Étant très jeune, environ sept ans, et en raison de manque de lit vide dans la salle des hommes, j'étais admis à la salle des femmes. Un jour, une Américaine, une enseignante du Corps de la Paix (Peace Corps), m'a visité. Elle était en train de marcher à l'extérieur et elle m'avait vu par la fenêtre. Elle s'est arrêtée et m'a regardé pendant un certain temps. Ensuite, elle est entrée dans la salle et a demandé l'autorisation au personnel infirmier de me parler. Elle s'est assise à côté de moi sur le lit, a tenu ma main droite dans ses deux mains et m'a regardé avec des yeux maternels, pleins de bonté et de curiosité.
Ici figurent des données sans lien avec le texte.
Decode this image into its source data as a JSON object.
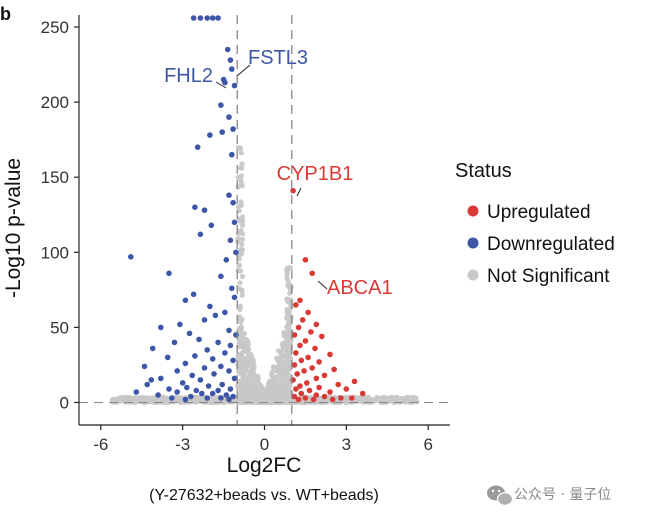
{
  "chart_data": {
    "type": "scatter",
    "panel_label": "b",
    "xlabel": "Log2FC",
    "xlabel_sub": "(Y-27632+beads vs. WT+beads)",
    "ylabel": "-Log10 p-value",
    "xlim": [
      -6.8,
      6.8
    ],
    "ylim": [
      -15,
      258
    ],
    "xticks": [
      -6,
      -3,
      0,
      3,
      6
    ],
    "yticks": [
      0,
      50,
      100,
      150,
      200,
      250
    ],
    "thresholds": {
      "log2fc": [
        -1,
        1
      ],
      "neg_log10_p": 0
    },
    "legend": {
      "title": "Status",
      "position": "right",
      "entries": [
        {
          "label": "Upregulated",
          "color": "#d93a36"
        },
        {
          "label": "Downregulated",
          "color": "#3e56a6"
        },
        {
          "label": "Not Significant",
          "color": "#c8c8c8"
        }
      ]
    },
    "series": [
      {
        "name": "Downregulated",
        "color": "#3e56a6",
        "points": [
          [
            -2.6,
            256
          ],
          [
            -2.35,
            256
          ],
          [
            -2.1,
            256
          ],
          [
            -1.9,
            256
          ],
          [
            -1.7,
            256
          ],
          [
            -1.35,
            235
          ],
          [
            -1.25,
            228
          ],
          [
            -1.2,
            222
          ],
          [
            -1.5,
            215
          ],
          [
            -1.45,
            213
          ],
          [
            -1.1,
            211
          ],
          [
            -1.6,
            198
          ],
          [
            -1.3,
            190
          ],
          [
            -1.15,
            182
          ],
          [
            -1.55,
            180
          ],
          [
            -2.0,
            178
          ],
          [
            -2.45,
            170
          ],
          [
            -1.2,
            165
          ],
          [
            -1.3,
            138
          ],
          [
            -1.15,
            133
          ],
          [
            -2.55,
            130
          ],
          [
            -2.2,
            128
          ],
          [
            -1.95,
            118
          ],
          [
            -2.35,
            112
          ],
          [
            -1.1,
            120
          ],
          [
            -1.25,
            108
          ],
          [
            -1.05,
            100
          ],
          [
            -1.4,
            95
          ],
          [
            -4.9,
            97
          ],
          [
            -3.5,
            86
          ],
          [
            -1.6,
            84
          ],
          [
            -1.2,
            76
          ],
          [
            -1.1,
            70
          ],
          [
            -2.6,
            72
          ],
          [
            -2.9,
            68
          ],
          [
            -2.0,
            64
          ],
          [
            -1.45,
            60
          ],
          [
            -1.8,
            58
          ],
          [
            -2.2,
            55
          ],
          [
            -3.1,
            52
          ],
          [
            -3.8,
            50
          ],
          [
            -1.3,
            48
          ],
          [
            -2.75,
            46
          ],
          [
            -1.05,
            45
          ],
          [
            -2.4,
            42
          ],
          [
            -3.3,
            40
          ],
          [
            -1.7,
            40
          ],
          [
            -1.25,
            38
          ],
          [
            -4.1,
            36
          ],
          [
            -2.1,
            35
          ],
          [
            -1.45,
            33
          ],
          [
            -2.55,
            31
          ],
          [
            -3.55,
            30
          ],
          [
            -1.9,
            29
          ],
          [
            -1.15,
            28
          ],
          [
            -2.9,
            26
          ],
          [
            -4.4,
            24
          ],
          [
            -1.6,
            24
          ],
          [
            -2.2,
            23
          ],
          [
            -3.2,
            21
          ],
          [
            -1.3,
            21
          ],
          [
            -1.85,
            19
          ],
          [
            -2.65,
            18
          ],
          [
            -3.8,
            16
          ],
          [
            -4.15,
            15
          ],
          [
            -1.1,
            16
          ],
          [
            -2.35,
            15
          ],
          [
            -3.0,
            13
          ],
          [
            -1.55,
            12
          ],
          [
            -4.3,
            12
          ],
          [
            -2.05,
            11
          ],
          [
            -2.85,
            10
          ],
          [
            -3.5,
            9
          ],
          [
            -1.25,
            9
          ],
          [
            -1.7,
            8
          ],
          [
            -2.5,
            8
          ],
          [
            -4.7,
            7
          ],
          [
            -3.2,
            7
          ],
          [
            -1.9,
            6
          ],
          [
            -2.3,
            6
          ],
          [
            -1.4,
            5
          ],
          [
            -3.9,
            5
          ],
          [
            -2.7,
            4
          ],
          [
            -1.15,
            4
          ],
          [
            -3.4,
            3
          ],
          [
            -1.6,
            3
          ],
          [
            -2.1,
            3
          ],
          [
            -2.9,
            2
          ],
          [
            -1.3,
            2
          ]
        ]
      },
      {
        "name": "Upregulated",
        "color": "#d93a36",
        "points": [
          [
            1.05,
            141
          ],
          [
            1.5,
            95
          ],
          [
            1.75,
            86
          ],
          [
            1.3,
            68
          ],
          [
            1.15,
            65
          ],
          [
            1.6,
            60
          ],
          [
            1.4,
            55
          ],
          [
            1.9,
            52
          ],
          [
            1.25,
            50
          ],
          [
            1.7,
            47
          ],
          [
            1.1,
            45
          ],
          [
            2.1,
            44
          ],
          [
            1.5,
            41
          ],
          [
            1.3,
            38
          ],
          [
            1.85,
            36
          ],
          [
            1.15,
            33
          ],
          [
            2.4,
            32
          ],
          [
            1.6,
            30
          ],
          [
            1.35,
            28
          ],
          [
            2.0,
            27
          ],
          [
            1.1,
            25
          ],
          [
            1.75,
            23
          ],
          [
            2.55,
            22
          ],
          [
            1.45,
            21
          ],
          [
            1.2,
            19
          ],
          [
            2.2,
            18
          ],
          [
            1.9,
            16
          ],
          [
            1.05,
            15
          ],
          [
            3.3,
            14
          ],
          [
            1.55,
            13
          ],
          [
            2.7,
            12
          ],
          [
            1.3,
            11
          ],
          [
            2.0,
            10
          ],
          [
            1.15,
            9
          ],
          [
            3.0,
            9
          ],
          [
            1.65,
            8
          ],
          [
            2.4,
            7
          ],
          [
            1.35,
            6
          ],
          [
            3.6,
            6
          ],
          [
            1.9,
            5
          ],
          [
            2.2,
            4
          ],
          [
            1.1,
            4
          ],
          [
            2.8,
            3
          ],
          [
            1.5,
            3
          ],
          [
            3.2,
            3
          ],
          [
            1.25,
            2
          ],
          [
            2.5,
            2
          ],
          [
            1.8,
            2
          ]
        ]
      }
    ],
    "annotations": [
      {
        "label": "FSTL3",
        "x": -1.1,
        "y": 218,
        "color": "#3e56a6"
      },
      {
        "label": "FHL2",
        "x": -1.2,
        "y": 222,
        "color": "#3e56a6"
      },
      {
        "label": "CYP1B1",
        "x": 1.05,
        "y": 141,
        "color": "#d93a36"
      },
      {
        "label": "ABCA1",
        "x": 1.75,
        "y": 86,
        "color": "#d93a36"
      }
    ]
  },
  "watermark": {
    "text": "公众号 · 量子位"
  }
}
Comme je ne pouvais pas parler l'anglais à l'époque, nous avons communiqué par des moyens naturels: le toucher, le regard et les sentiments. Pour une raison inconnue, je sentais que cette étrange femme blanche assise à côté de moi et tenant ma main n'était pas du tout une étrangère. Je me sentais comme si je la connaissais depuis toujours. Je me sentais à l'aise en sa présence, et j'étais saisi par un étrange sentiment non seulement de familiarité mais d'amour maternel.

Après plus de 40 ans, je peux encore voir son visage. Je peux voir une femme à la fin de sa vingtaine, un peu charnue, avec un visage angélique, un regard timide et un sourire retenu. Elle me disait quelques mots et lorsque je ne pouvais pas répondre, elle appelait le personnel infirmier, Sakin Jirde, pour nous traduire. Sakin m'a dit que la dame américaine dont je n'ai jamais appris le nom voulait me visiter tous les jours et m'enseigner l'anglais. J'ai accepté immédiatement. Puis elle m'a laissé, mais pas sans m'avoir donné un coup maternel sur ma tête.
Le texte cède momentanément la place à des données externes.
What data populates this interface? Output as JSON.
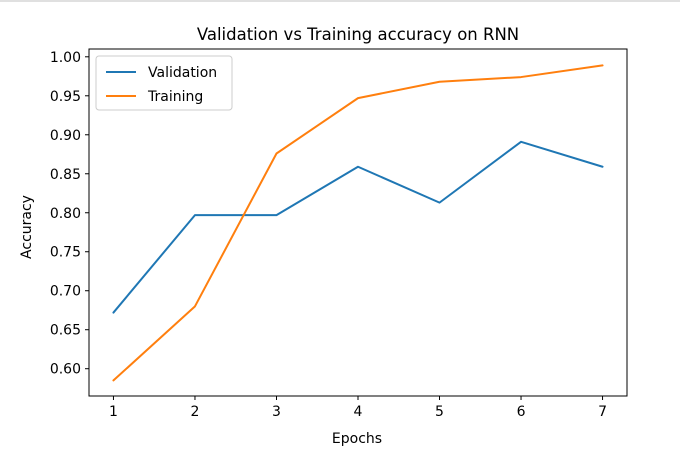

Dès qu'elle m'a laissé, j'ai ressenti la solitude. Je l'ai regardée pendant qu'elle me quittait et elle m'a jeté un regard à plusieurs reprises. Pour les six prochains mois, elle est venue me voir presque tous les soirs et elle m'a enseigné l'anglais. Elle m'a apporté un livre intitulé "Fifty Famous Fairy Tales" (Cinquante fameux contes de fée) qui est toujours en ma possession. Lorsque le moment de son départ s'est approché, elle a montré son intérêt à m'adopter. Elle disait qu'elle m'aimait tellement qu'elle voulait faire de moi son fils. J'avais aussi développé une grande affection pour elle. Un mot a été envoyé à mon père et sa réponse est revenue avec un simple "Non".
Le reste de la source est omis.